De teksten van de Volkskrant en de Telegraaf vertonen op het gebied van toegewezen

eigenschappen veel onderlinge verschillen, maar in beide kranten is negatieve ideologische kleuring te herkennen. Vluchtelingen krijgen in de Volkskrant geregeld algemene persoonskenmerken toebedeeld zoals aantallen, geslacht en (illegale) verblijfsstatus. Voorbeeld (10) laat zo’n

onpersoonlijke omschrijving zien: (10) [18] ‘overspoeld door duizenden vluchtelingen’ (De Volkskrant, 21-09-2015). Vluchtelingen worden zodoende gedehumaniseerd en hierdoor feitelijk omschreven in het verhaal (Bleiker et. al., 2013). Ook krijgen ze dikwijls concrete negatieve eigenschappen zoals opdringerigheid, respectloosheid en criminaliteit, zoals in voorbeeld (11). (11) [66]‘De premier, een stijve professor, moet zich ongemakkelijk gevoeld hebben tussen die opdringerige vluchtelingen, maar hij probeerde hen onmiddellijk gerust te stellen: 'Wees geduldig en alles komt in orde.' Maar geduld is niet de sterkste kant van de vluchtelingen.’ (De Volkskrant, 21-09-2015). Met deze woorden wordt de vluchteling geproblematiseerd. Hier staat tegenover dat ook gevestigden vaak negatief worden beschreven. Voorbeeld (12) laat dit zien. (12) [23]‘De hoofdmoot van de aanwezigen bestaat uit

50-33 plussers met AfD-speldjes op hun revers en een paar dozijn klassieke neonazi's met slecht gezette runentatoeages.(De Volkskrant, 05-02-2018). Dit voorbeeld laat zelfs karikatuurachtige en stereotiepe beschrijvingen zien die gebaseerd zijn op uiterlijke kenmerken. Vluchtelingen krijgen, met name in de derde tekst, ook af en toe persoonlijke eigenschappen toebedeeld zoals verdriet (zie voorbeeld (13)), waardoor het toch lijkt alsof er getracht wordt een objectief verhaal naar buiten te brengen waarin zowel ‘goede’ als ‘slechte’ vluchtelingen en gevestigden aan het woord worden gelaten: (13) [66] ‘Mohammed Nour Aldosh heeft al twee keer hakenkruizen van zijn brievenbus moeten poetsen. In het rechtse kamp doen ze dit soort incidenten af als 'leugens van de linkse leugenpers'.’ (De Volkskrant, 05-02-2018).
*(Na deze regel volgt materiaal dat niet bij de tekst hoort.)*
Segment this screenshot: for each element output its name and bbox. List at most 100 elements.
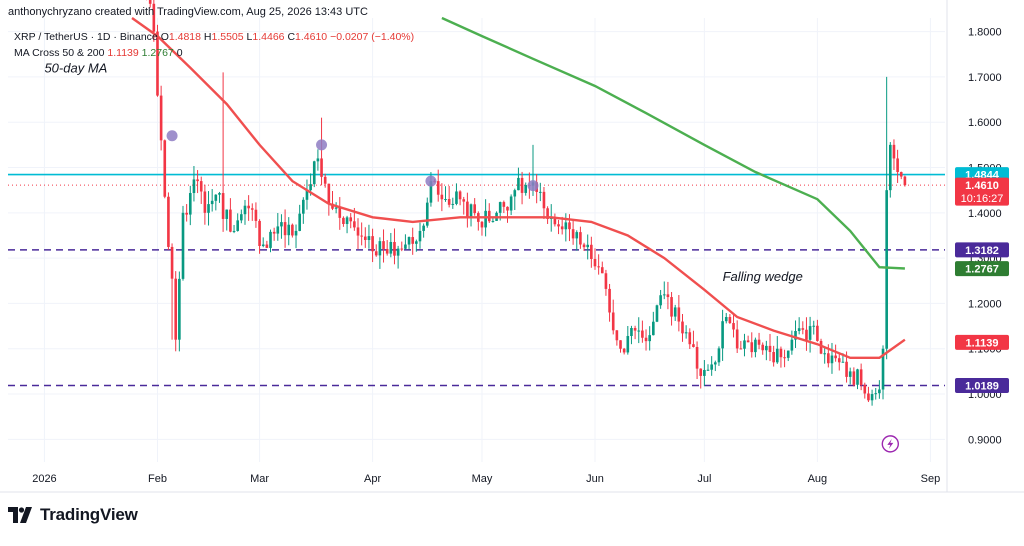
- y-tick-label: 1.8000: [968, 27, 1002, 39]
- candle-body: [845, 362, 848, 377]
- tradingview-watermark[interactable]: TradingView: [8, 505, 138, 525]
- candle: [328, 184, 331, 216]
- candle-body: [204, 191, 207, 212]
- candle: [215, 194, 218, 210]
- candle: [371, 229, 374, 262]
- candle: [284, 209, 287, 247]
- low-value: 1.4466: [252, 31, 284, 43]
- candle: [167, 192, 170, 250]
- candle-body: [328, 184, 331, 204]
- candle: [605, 270, 608, 296]
- candle: [557, 220, 560, 234]
- candle: [637, 317, 640, 343]
- candle-body: [539, 192, 542, 193]
- candle-body: [353, 221, 356, 227]
- candle: [652, 312, 655, 336]
- candle-body: [783, 357, 786, 358]
- candle: [769, 334, 772, 361]
- candle-body: [572, 229, 575, 238]
- candle-body: [557, 224, 560, 226]
- candle: [273, 228, 276, 241]
- candle: [776, 336, 779, 364]
- candle: [291, 224, 294, 238]
- candle: [255, 202, 258, 228]
- candle-body: [484, 211, 487, 228]
- candle: [900, 172, 903, 180]
- candle: [816, 320, 819, 342]
- candle-body: [346, 217, 349, 224]
- candle-body: [718, 348, 721, 362]
- candle: [251, 203, 254, 221]
- candle-body: [765, 346, 768, 350]
- candle: [685, 325, 688, 338]
- candle-body: [674, 307, 677, 316]
- candle-body: [295, 231, 298, 236]
- candle-body: [670, 297, 673, 317]
- price-tag-label: 1.1139: [965, 337, 998, 349]
- candle-body: [441, 195, 444, 200]
- candle: [269, 230, 272, 253]
- candle: [543, 187, 546, 219]
- candle-body: [761, 345, 764, 350]
- candle-body: [645, 338, 648, 341]
- candle: [189, 186, 192, 225]
- candle-body: [182, 213, 185, 279]
- candle: [546, 206, 549, 224]
- candle: [302, 197, 305, 224]
- candle-body: [623, 349, 626, 353]
- candle-body: [368, 236, 371, 240]
- annotation-label: Falling wedge: [723, 269, 803, 284]
- candle: [404, 234, 407, 249]
- candle-body: [659, 295, 662, 305]
- candle: [626, 326, 629, 355]
- candle-body: [349, 217, 352, 221]
- candle-body: [834, 356, 837, 359]
- candle-body: [798, 328, 801, 331]
- candle: [754, 338, 757, 358]
- candle-body: [776, 349, 779, 363]
- candle: [160, 86, 163, 151]
- candle: [572, 220, 575, 245]
- candle-body: [831, 356, 834, 364]
- candle-body: [225, 210, 228, 219]
- candle-body: [896, 158, 899, 172]
- candle: [554, 214, 557, 227]
- y-tick-label: 1.6000: [968, 117, 1002, 129]
- candle: [342, 216, 345, 227]
- candle-body: [185, 213, 188, 215]
- symbol-name[interactable]: XRP / TetherUS · 1D · Binance: [14, 31, 158, 43]
- candle: [586, 234, 589, 259]
- candle-body: [656, 305, 659, 321]
- lightning-icon: [882, 436, 898, 452]
- candle-body: [594, 259, 597, 266]
- candle: [375, 244, 378, 257]
- candle: [338, 197, 341, 230]
- candle-body: [641, 331, 644, 338]
- candle: [258, 219, 261, 254]
- candle-body: [630, 328, 633, 336]
- candle: [853, 367, 856, 386]
- candle: [831, 343, 834, 374]
- candle-body: [772, 352, 775, 362]
- candle-body: [342, 218, 345, 224]
- candle: [645, 329, 648, 350]
- close-value: 1.4610: [295, 31, 327, 43]
- ma200-value: 1.2767: [142, 47, 174, 59]
- candle: [448, 186, 451, 207]
- ma50-value: 1.1139: [107, 47, 138, 59]
- candle: [207, 191, 210, 225]
- candle-body: [266, 245, 269, 248]
- candle: [783, 350, 786, 367]
- candle-body: [860, 369, 863, 385]
- ma-title[interactable]: MA Cross 50 & 200: [14, 47, 104, 59]
- candle-body: [681, 322, 684, 334]
- candle-body: [601, 267, 604, 273]
- candle-body: [568, 222, 571, 229]
- legend-symbol-row[interactable]: XRP / TetherUS · 1D · Binance O1.4818 H1…: [14, 29, 414, 45]
- candle-body: [193, 179, 196, 193]
- legend-ma-row[interactable]: MA Cross 50 & 200 1.1139 1.2767 0: [14, 45, 414, 61]
- candle-body: [390, 242, 393, 254]
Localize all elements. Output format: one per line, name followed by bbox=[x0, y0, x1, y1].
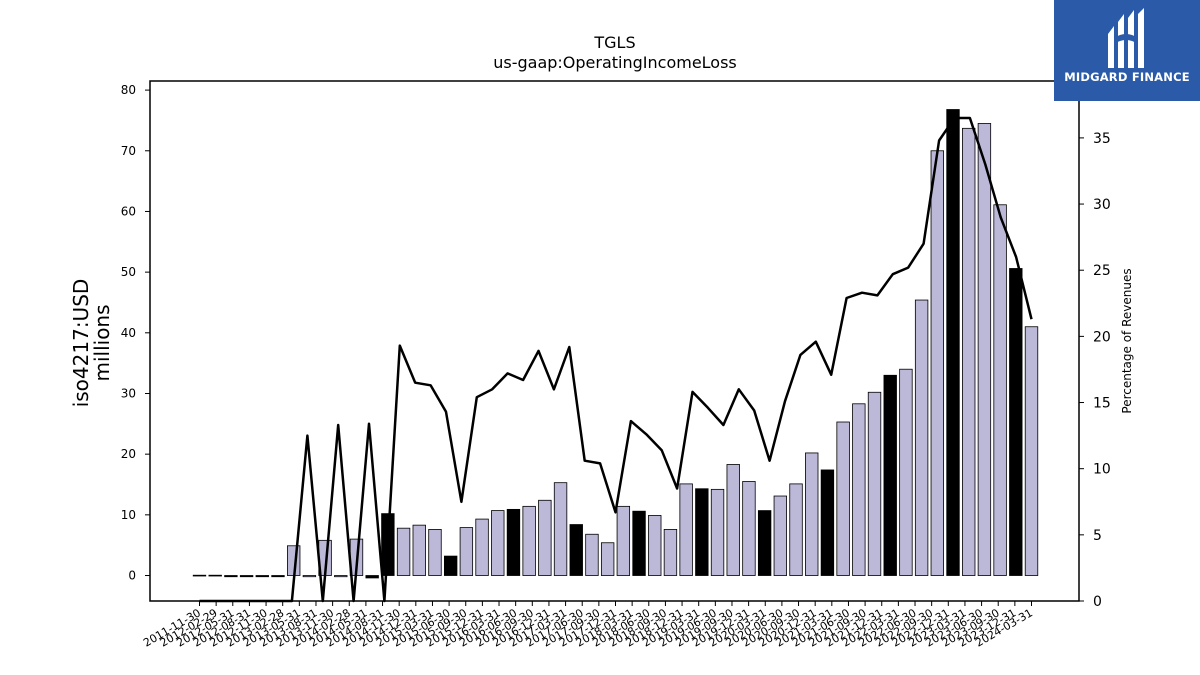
bar-annual bbox=[946, 109, 960, 576]
bar-quarterly bbox=[789, 483, 803, 576]
y-axis-label-line1: iso4217:USD bbox=[69, 279, 93, 408]
bar-quarterly bbox=[522, 505, 536, 576]
bar-quarterly bbox=[663, 529, 678, 576]
bar-quarterly bbox=[867, 391, 882, 576]
bar-annual bbox=[1009, 268, 1023, 576]
plot-area: 01020304050607080051015202530352011-11-3… bbox=[121, 83, 1111, 649]
bar-quarterly bbox=[773, 495, 788, 576]
plot-frame bbox=[149, 80, 1080, 602]
y2-tick-label: 20 bbox=[1093, 329, 1111, 345]
bar-annual bbox=[506, 508, 521, 576]
bar-quarterly bbox=[852, 403, 866, 576]
y-tick-label: 0 bbox=[128, 569, 136, 583]
logo-text: MIDGARD FINANCE bbox=[1064, 70, 1190, 84]
y2-tick-label: 25 bbox=[1093, 263, 1111, 279]
bar-quarterly bbox=[585, 533, 599, 576]
bar-annual bbox=[239, 575, 254, 578]
y-tick-label: 70 bbox=[121, 144, 136, 158]
bar-quarterly bbox=[679, 483, 693, 576]
bar-quarterly bbox=[962, 127, 976, 576]
y2-tick-label: 5 bbox=[1093, 528, 1102, 544]
chart-title: TGLS bbox=[593, 33, 635, 52]
bar-quarterly bbox=[600, 542, 615, 576]
bar-annual bbox=[443, 555, 458, 576]
bar-quarterly bbox=[616, 505, 631, 576]
bar-quarterly bbox=[428, 529, 442, 576]
bar-quarterly bbox=[914, 299, 929, 576]
bar-annual bbox=[224, 575, 238, 578]
bar-quarterly bbox=[899, 368, 913, 576]
y-axis-label: iso4217:USD millions bbox=[69, 279, 114, 408]
y-tick-label: 20 bbox=[121, 447, 136, 461]
y-tick-label: 30 bbox=[121, 386, 136, 400]
bar-quarterly bbox=[396, 527, 411, 576]
y-tick-label: 40 bbox=[121, 326, 136, 340]
bar-quarterly bbox=[459, 527, 474, 576]
bar-quarterly bbox=[993, 204, 1007, 576]
bar-quarterly bbox=[1024, 326, 1039, 576]
bar-quarterly bbox=[977, 123, 992, 576]
bar-quarterly bbox=[475, 518, 489, 576]
bar-annual bbox=[883, 374, 897, 576]
y2-tick-label: 15 bbox=[1093, 396, 1111, 412]
y-tick-label: 50 bbox=[121, 265, 136, 279]
midgard-finance-logo: MIDGARD FINANCE bbox=[1054, 0, 1200, 101]
bar-annual bbox=[365, 575, 379, 579]
bar-annual bbox=[569, 524, 583, 576]
bar-quarterly bbox=[334, 575, 348, 578]
midgard-logo-icon bbox=[1108, 8, 1144, 68]
bar-annual bbox=[632, 510, 646, 576]
bar-annual bbox=[255, 575, 269, 578]
y2-tick-label: 30 bbox=[1093, 197, 1111, 213]
y2-tick-label: 35 bbox=[1093, 131, 1111, 147]
bar-annual bbox=[820, 469, 835, 576]
y-tick-label: 80 bbox=[121, 83, 136, 97]
chart-subtitle: us-gaap:OperatingIncomeLoss bbox=[493, 53, 737, 72]
bar-quarterly bbox=[538, 499, 552, 576]
bar-annual bbox=[695, 488, 709, 576]
y2-tick-label: 10 bbox=[1093, 462, 1111, 478]
bar-quarterly bbox=[412, 524, 426, 576]
bar-quarterly bbox=[648, 515, 662, 576]
bar-quarterly bbox=[491, 510, 505, 576]
y-tick-label: 60 bbox=[121, 204, 136, 218]
bar-quarterly bbox=[208, 574, 222, 577]
bar-quarterly bbox=[930, 150, 944, 576]
bar-annual bbox=[271, 575, 285, 578]
bar-quarterly bbox=[553, 482, 568, 576]
bar-quarterly bbox=[836, 421, 850, 576]
bar-quarterly bbox=[805, 452, 819, 576]
series-line-percentage bbox=[199, 116, 1033, 603]
y2-tick-label: 0 bbox=[1093, 594, 1102, 610]
bar-quarterly bbox=[742, 481, 756, 576]
bar-quarterly bbox=[192, 574, 207, 577]
bar-quarterly bbox=[710, 488, 725, 576]
y-axis-label-line2: millions bbox=[90, 304, 114, 381]
bar-annual bbox=[757, 510, 772, 576]
bar-quarterly bbox=[302, 575, 317, 578]
bar-quarterly bbox=[726, 464, 740, 576]
y2-axis-label: Percentage of Revenues bbox=[1120, 268, 1134, 413]
y-tick-label: 10 bbox=[121, 508, 136, 522]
In de derde reportage van de Volkskrant, waarin de bed, bad en brood-voorziening van Amsterdam wordt beschreven, lijkt er sprake te zijn van een framing, waarin een hele groep vluchtelingen, namelijk de protesterende groep, helemaal niet geciteerd wordt. Omdat deze kant niet wordt belicht lijkt het alsof de schrijver bewust de voorstanders van de sobere vluchtelingenopvang in het verhaal betrekt.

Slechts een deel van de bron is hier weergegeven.